30/12/2025
A L M A + s a l u d | Cuando notamos que nuestro hijo respira habitualmente por la boca, es normal que surjan dudas y preocupación. La respiración oral no es solo un hábito: en muchos casos es la señal de que algo no está funcionando correctamente y conviene actuar cuanto antes.
El primer paso fundamental es observar. Ronquidos, dormir con la boca abierta, babeo nocturno, cansancio al despertar, voz nasal o dificultades de atención pueden estar relacionados con una respiración inadecuada. Ante estas señales, es importante no normalizarlas ni esperar a que “se le pase”.
El siguiente paso imprescindible es la valoración por parte del otorrinolaringólogo. El otorrino es el profesional encargado de descartar o confirmar causas orgánicas como hipertrofia de adenoides o amígdalas, desviación del tabique nasal, rinitis alérgica u otras obstrucciones de la vía aérea superior. Sin esta valoración médica previa, cualquier intervención terapéutica quedaría incompleta.

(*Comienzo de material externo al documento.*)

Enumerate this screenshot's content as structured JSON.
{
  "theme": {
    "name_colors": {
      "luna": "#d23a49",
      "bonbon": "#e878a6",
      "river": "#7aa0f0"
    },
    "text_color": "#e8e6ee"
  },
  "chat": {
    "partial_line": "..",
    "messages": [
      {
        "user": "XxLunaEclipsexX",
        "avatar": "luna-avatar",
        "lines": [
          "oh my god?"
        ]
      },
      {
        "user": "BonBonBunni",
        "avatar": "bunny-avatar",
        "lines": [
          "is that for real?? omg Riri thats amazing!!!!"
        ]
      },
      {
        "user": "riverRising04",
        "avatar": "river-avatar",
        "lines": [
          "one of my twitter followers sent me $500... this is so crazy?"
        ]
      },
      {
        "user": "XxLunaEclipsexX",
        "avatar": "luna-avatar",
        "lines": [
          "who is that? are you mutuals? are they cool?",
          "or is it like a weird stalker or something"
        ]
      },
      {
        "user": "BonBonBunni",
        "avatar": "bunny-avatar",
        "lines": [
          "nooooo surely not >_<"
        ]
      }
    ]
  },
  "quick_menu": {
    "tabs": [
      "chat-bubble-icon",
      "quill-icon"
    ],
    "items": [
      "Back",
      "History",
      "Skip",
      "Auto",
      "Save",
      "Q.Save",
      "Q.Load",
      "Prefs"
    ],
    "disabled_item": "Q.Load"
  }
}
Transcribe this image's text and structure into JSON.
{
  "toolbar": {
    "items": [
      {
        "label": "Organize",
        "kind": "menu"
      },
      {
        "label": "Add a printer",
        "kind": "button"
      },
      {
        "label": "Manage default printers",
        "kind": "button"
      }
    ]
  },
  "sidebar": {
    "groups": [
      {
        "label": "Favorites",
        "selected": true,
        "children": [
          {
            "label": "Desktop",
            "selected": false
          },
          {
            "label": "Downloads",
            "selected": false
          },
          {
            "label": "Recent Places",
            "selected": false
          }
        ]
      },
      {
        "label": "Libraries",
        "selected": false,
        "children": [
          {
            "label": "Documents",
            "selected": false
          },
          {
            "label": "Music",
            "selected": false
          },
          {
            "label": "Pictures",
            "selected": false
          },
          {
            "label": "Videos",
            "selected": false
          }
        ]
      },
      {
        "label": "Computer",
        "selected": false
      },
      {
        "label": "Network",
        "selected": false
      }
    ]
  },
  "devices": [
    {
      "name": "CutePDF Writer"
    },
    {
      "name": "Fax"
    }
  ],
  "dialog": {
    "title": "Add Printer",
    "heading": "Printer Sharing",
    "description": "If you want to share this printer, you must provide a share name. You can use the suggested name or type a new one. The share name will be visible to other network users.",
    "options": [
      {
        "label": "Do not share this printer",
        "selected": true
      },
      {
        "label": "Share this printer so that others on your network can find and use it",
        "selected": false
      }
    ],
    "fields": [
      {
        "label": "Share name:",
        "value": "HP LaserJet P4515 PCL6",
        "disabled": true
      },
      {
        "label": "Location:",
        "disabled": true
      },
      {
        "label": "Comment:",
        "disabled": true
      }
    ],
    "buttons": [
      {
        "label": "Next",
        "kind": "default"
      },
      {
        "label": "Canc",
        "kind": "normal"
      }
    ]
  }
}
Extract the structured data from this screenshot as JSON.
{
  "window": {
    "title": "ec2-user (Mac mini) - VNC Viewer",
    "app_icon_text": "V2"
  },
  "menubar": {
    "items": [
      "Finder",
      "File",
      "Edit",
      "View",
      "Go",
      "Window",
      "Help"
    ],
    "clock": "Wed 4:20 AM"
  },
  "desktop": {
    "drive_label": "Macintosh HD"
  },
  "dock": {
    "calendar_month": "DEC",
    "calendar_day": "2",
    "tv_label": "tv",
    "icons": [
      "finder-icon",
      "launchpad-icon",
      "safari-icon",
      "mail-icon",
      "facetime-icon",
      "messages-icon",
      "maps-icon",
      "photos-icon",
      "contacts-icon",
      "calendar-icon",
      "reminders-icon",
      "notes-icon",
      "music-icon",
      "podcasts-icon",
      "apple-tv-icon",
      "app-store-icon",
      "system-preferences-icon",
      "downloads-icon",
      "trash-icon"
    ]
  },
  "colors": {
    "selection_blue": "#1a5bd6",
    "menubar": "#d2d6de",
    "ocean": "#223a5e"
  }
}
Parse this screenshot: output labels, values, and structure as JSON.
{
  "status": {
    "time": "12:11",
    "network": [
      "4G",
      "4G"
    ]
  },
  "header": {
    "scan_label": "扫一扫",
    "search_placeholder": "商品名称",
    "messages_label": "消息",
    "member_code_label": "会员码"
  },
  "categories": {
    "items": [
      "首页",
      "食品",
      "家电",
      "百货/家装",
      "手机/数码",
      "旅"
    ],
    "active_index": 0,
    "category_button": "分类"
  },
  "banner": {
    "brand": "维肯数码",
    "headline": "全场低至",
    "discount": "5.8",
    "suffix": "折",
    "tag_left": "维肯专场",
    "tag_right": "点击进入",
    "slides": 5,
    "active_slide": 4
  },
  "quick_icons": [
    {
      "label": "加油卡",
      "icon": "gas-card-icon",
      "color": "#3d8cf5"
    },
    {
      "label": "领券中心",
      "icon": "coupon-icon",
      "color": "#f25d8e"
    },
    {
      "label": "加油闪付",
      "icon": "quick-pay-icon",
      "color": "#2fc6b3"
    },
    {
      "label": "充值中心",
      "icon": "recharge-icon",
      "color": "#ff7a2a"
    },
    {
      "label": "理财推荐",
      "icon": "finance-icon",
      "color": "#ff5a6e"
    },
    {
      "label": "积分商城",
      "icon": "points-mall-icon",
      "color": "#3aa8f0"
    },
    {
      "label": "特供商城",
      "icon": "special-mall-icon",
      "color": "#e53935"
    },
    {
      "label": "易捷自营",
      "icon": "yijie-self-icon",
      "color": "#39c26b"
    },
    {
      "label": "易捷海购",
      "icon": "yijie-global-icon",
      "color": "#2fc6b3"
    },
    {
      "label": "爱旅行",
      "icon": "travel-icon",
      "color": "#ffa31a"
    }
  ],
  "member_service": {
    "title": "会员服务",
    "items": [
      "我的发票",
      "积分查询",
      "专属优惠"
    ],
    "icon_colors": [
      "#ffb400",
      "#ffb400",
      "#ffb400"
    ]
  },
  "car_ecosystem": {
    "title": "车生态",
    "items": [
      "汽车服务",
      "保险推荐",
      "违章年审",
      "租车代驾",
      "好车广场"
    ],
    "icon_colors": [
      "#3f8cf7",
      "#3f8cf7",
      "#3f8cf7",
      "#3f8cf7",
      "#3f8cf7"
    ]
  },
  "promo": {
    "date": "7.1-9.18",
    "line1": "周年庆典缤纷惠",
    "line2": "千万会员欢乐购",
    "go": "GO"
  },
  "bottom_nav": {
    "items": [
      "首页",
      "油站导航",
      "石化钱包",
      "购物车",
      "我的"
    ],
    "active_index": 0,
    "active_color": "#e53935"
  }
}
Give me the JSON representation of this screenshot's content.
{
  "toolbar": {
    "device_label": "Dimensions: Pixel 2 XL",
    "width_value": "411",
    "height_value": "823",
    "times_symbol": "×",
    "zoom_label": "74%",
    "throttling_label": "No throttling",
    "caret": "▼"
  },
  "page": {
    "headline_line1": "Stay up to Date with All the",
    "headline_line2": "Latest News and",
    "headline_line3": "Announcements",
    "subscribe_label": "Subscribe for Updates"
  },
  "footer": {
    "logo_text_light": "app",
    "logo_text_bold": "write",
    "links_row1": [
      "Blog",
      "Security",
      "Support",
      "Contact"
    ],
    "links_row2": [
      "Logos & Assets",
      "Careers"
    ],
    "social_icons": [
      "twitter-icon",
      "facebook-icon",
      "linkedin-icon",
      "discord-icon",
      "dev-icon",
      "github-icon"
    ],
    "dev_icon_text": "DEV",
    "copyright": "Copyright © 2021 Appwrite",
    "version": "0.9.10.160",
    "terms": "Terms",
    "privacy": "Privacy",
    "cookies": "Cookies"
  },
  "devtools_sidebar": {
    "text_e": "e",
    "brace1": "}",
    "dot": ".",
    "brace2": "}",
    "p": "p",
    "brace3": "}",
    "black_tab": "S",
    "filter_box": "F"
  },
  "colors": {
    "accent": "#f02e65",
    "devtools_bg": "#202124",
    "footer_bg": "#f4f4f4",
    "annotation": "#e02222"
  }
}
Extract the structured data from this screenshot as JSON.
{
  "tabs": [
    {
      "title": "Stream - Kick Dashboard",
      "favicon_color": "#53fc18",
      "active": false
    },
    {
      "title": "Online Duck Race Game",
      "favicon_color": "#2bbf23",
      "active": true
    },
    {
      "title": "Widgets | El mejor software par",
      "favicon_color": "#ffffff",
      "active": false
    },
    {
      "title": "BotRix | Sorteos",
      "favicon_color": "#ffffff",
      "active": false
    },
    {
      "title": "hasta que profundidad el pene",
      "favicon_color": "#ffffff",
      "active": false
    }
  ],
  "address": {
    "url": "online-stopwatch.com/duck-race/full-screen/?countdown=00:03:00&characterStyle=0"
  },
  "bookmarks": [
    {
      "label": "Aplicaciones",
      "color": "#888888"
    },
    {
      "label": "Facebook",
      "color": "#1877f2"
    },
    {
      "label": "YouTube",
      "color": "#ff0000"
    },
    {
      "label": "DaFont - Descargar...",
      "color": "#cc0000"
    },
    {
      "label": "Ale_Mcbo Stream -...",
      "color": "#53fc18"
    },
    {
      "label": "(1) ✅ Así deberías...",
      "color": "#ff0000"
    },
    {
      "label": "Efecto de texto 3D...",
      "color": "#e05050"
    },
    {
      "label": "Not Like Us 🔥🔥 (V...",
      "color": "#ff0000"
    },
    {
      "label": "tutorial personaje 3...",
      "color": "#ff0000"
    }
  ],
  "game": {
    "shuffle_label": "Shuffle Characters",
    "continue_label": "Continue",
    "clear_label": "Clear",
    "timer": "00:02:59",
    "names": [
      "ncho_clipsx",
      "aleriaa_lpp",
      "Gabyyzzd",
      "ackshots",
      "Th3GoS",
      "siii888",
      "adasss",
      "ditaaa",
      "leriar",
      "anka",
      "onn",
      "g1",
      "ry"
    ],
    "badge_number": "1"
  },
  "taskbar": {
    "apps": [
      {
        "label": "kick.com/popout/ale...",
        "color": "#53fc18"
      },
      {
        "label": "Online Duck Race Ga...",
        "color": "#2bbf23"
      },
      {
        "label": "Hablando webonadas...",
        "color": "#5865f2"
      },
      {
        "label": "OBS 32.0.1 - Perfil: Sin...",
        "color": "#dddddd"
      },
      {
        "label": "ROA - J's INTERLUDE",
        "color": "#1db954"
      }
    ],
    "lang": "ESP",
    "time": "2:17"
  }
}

Una vez descartadas o tratadas las causas médicas, puede ser necesaria la intervención del logopeda especializado en terapia miofuncional. La respiración oral mantenida en el tiempo altera la posición de la lengua, el tono muscular orofacial y el desarrollo de las estructuras faciales. La terapia miofuncional trabaja para reeducar el patrón respiratorio nasal, mejorar la postura lingual y labial y favorecer un correcto equilibrio muscular.
Abordar la respiración oral de forma temprana y coordinada entre profesionales es clave para prevenir futuras dificultades en el habla, la alimentación, la deglución, el sueño y el desarrollo facial. Respirar bien es una base esencial para crecer sano.